Question

How do you evaluate the integral `int 1/sqrt(1-x)dx` from 0 to 1?

Answer 1

Use integration by substitution (u-substitution).

Explanation:

We can evaluate this integral using integration by substitution, or u-substitution. We pick some part of the integrand to set equal to some variable (such as `u`, but any variable is an option). Good places to look at first include under a radical or in the denominator. This is not always the case, but it is in this one.

We can set `u=1-x`

Therefore,

`du=-1dx`
`-du=dx`

We can substitute these values into our integral. We get:

`-int1/sqrtudu`

Which we can rewrite as:

`-intu^(-1/2)du`

Integrating, we get:

`-2u^(1/2)`

From here you have two options on evaluating for the given limits of integration. You can either choose now to substitute `1-x` back in for `u` and evaluate from 0 to 1, or you can change the limits of integration and evaluate with u. I will demonstrate both options.

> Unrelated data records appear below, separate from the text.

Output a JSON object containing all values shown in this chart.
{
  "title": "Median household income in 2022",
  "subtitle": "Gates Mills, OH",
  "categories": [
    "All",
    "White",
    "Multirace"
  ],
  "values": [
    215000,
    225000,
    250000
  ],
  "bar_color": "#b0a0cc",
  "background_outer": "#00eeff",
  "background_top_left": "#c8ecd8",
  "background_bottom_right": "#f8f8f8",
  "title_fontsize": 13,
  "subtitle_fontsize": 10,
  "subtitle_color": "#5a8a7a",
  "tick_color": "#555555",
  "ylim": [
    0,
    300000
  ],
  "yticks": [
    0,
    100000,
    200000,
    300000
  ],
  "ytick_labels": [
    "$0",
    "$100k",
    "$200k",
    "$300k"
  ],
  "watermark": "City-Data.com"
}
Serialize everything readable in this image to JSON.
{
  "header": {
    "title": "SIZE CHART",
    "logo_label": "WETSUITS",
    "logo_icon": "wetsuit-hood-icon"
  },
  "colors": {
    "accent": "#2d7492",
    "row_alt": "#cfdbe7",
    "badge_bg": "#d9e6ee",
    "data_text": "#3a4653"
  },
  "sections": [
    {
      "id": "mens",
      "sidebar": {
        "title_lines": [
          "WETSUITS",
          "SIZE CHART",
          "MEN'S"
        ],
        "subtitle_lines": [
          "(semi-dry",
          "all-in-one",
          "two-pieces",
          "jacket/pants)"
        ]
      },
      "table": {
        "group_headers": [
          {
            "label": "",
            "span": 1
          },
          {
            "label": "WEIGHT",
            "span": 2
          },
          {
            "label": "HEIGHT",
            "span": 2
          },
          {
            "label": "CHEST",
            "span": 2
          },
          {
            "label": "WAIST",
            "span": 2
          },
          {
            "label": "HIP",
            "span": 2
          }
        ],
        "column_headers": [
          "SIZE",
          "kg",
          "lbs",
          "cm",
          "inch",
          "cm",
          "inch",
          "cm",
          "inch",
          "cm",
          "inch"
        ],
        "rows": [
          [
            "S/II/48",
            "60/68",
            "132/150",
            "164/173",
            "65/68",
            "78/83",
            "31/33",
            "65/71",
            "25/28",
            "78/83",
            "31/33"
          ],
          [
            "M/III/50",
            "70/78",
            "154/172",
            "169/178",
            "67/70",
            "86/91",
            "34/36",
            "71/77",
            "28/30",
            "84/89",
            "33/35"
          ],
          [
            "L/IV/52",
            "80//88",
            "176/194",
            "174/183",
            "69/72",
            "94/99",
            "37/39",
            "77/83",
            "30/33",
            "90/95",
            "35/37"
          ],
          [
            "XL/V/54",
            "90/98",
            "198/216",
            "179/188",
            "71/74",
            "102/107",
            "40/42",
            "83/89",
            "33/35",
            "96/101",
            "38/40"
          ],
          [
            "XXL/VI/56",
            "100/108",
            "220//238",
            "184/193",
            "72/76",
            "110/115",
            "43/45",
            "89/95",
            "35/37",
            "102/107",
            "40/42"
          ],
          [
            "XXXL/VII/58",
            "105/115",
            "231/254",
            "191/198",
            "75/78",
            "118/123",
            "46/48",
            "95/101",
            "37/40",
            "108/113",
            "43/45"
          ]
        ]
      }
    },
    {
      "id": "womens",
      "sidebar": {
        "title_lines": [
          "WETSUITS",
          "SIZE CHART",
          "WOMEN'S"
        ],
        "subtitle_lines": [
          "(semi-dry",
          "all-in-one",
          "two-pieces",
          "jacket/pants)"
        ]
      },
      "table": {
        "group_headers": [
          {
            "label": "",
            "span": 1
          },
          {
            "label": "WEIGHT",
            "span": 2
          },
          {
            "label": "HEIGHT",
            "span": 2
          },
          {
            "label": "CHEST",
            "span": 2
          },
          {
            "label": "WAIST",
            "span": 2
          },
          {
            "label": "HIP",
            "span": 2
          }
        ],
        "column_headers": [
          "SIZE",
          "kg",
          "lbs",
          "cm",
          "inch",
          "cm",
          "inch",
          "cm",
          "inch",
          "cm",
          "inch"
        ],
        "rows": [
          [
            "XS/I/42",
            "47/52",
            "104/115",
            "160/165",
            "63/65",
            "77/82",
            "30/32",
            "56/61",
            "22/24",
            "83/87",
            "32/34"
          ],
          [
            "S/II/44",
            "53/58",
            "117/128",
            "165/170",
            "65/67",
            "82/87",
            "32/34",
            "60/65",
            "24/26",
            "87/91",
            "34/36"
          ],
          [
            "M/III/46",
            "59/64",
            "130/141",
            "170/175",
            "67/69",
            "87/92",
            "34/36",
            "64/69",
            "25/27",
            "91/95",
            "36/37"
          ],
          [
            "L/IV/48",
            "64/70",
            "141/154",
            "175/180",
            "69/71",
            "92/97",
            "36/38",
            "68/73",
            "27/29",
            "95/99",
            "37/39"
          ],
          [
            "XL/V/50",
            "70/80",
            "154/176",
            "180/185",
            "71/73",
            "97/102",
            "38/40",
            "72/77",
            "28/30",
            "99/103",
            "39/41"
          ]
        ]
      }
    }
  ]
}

1. Substituting `1-x` back in for `u`,

`-2(1-x)^(1/2)`
`-2[(1-1)^(1/2)-(1-0)^(1/2)]`
`-2(-1)`

Final answer: 2

1. Changing limits of integration:

`u=1-x`

`u=1-(1)`
`u=0` (new upper limit)

`u=1-0`
`u=1` (new lower limit)

Evaluating, we have

`-2[(0)^(1/2)-(1)^(1/2)]`
`-2(-1)`

Final answer: 2

Hope this helps!